От берега, тяжело дыша, ползет группа автоматчиков: тянут окровавленного бойца. Это из головного дозора. От них узнаем, что там, впереди, стоит хорошо замаскированный дот. Возможно, наш, построенный еще до тридцать девятого года, когда по Збручу проходила государственная граница. Уцелел. А может быть, фрицы отремонтировали.
— Кто бы подумал, что из нашего дота да по нам будут бить! — удивляется чернявый молодой боец.
— Это не так удивительно, как обидно, — говорит Николай Губа. — Обидно потому, что фашисты в этом доте, а не мы…
Лежит весь батальон, прижатый огнем к прихваченной мартовским заморозцем земле. И нечем заткнуть тому пулемету глотку: пушки по бездорожью не смогли пройти. Из батальонного миномета сколько ни били по доту — безрезультатно: у него толстючие железобетонные стены и такое же крепкое, чуть округлое, как лепешка, покрытие. По нему даже болванкой не ударишь — срикошетит.

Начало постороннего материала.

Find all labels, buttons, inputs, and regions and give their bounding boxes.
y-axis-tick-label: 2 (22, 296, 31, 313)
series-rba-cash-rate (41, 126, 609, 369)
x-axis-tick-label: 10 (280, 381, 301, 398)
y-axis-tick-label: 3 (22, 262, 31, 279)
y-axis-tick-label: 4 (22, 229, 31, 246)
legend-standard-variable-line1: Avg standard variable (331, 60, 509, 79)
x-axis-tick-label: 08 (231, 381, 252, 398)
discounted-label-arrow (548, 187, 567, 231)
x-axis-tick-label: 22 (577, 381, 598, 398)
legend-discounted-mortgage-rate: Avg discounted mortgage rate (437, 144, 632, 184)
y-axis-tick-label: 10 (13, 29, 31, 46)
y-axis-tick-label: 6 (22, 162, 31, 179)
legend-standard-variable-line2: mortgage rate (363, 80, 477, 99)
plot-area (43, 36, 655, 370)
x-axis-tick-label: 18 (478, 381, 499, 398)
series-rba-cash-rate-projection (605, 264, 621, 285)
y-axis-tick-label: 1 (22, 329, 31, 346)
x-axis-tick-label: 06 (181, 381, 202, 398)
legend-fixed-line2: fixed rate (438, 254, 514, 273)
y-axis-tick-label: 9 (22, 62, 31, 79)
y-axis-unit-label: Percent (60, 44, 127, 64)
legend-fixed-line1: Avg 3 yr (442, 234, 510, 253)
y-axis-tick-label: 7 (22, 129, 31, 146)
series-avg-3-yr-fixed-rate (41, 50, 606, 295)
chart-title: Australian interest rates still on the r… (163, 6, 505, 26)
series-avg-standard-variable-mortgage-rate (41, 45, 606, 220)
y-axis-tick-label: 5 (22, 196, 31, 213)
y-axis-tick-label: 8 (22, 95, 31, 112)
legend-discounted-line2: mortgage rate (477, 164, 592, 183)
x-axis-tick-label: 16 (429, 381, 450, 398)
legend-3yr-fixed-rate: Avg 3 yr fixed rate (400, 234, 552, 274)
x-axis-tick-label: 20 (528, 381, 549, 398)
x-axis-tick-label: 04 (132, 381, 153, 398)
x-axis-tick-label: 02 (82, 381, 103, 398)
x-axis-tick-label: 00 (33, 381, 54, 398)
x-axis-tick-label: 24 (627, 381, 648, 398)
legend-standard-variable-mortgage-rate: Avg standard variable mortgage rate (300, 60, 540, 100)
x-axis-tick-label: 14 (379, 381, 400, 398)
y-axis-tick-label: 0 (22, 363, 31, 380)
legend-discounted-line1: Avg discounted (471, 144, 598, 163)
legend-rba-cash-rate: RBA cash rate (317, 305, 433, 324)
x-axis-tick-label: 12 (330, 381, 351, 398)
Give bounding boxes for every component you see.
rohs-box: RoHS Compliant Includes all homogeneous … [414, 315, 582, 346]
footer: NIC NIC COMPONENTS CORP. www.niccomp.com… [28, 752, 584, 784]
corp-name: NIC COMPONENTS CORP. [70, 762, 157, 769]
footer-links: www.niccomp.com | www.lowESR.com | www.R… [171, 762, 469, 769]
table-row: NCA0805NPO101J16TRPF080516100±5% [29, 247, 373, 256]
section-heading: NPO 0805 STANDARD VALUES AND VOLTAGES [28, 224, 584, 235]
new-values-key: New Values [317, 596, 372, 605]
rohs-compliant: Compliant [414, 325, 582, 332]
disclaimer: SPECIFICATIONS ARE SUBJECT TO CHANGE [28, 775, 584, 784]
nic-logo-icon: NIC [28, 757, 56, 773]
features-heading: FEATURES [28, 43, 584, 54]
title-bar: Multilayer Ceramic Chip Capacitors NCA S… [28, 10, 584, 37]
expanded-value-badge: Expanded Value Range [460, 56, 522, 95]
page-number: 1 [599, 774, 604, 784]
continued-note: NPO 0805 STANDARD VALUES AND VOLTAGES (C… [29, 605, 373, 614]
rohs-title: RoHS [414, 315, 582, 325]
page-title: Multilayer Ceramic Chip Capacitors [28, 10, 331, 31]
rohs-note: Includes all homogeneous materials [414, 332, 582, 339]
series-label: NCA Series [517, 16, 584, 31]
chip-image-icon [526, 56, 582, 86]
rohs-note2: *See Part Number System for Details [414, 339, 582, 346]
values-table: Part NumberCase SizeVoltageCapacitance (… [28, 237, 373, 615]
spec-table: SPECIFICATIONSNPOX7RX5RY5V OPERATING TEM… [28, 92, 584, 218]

Комбат Походько созывает командиров подразделений. Его командный пункт за обрывистым берегом у самой реки. Ползем к нему по-пластунски. Располагаемся кру́гом. Советуемся. Кто-то предлагает отойти назад. Но там крутой волной поднимается рыжий холм. Пули, пролетев над нашими головами, косят на том холме прошлогодний бурьян. Через него не проползти…
Перебраться на другой берег речки тоже невозможно: она простреливается противником. Наступать левее реки, прямо на восток, где синеет рощица, в обход дота, тоже рискованно: боковую охрану уже обстреляли. До рощи около семисот метров, если не больше. Пока доберешься по открытому полю, сто раз успеют убить…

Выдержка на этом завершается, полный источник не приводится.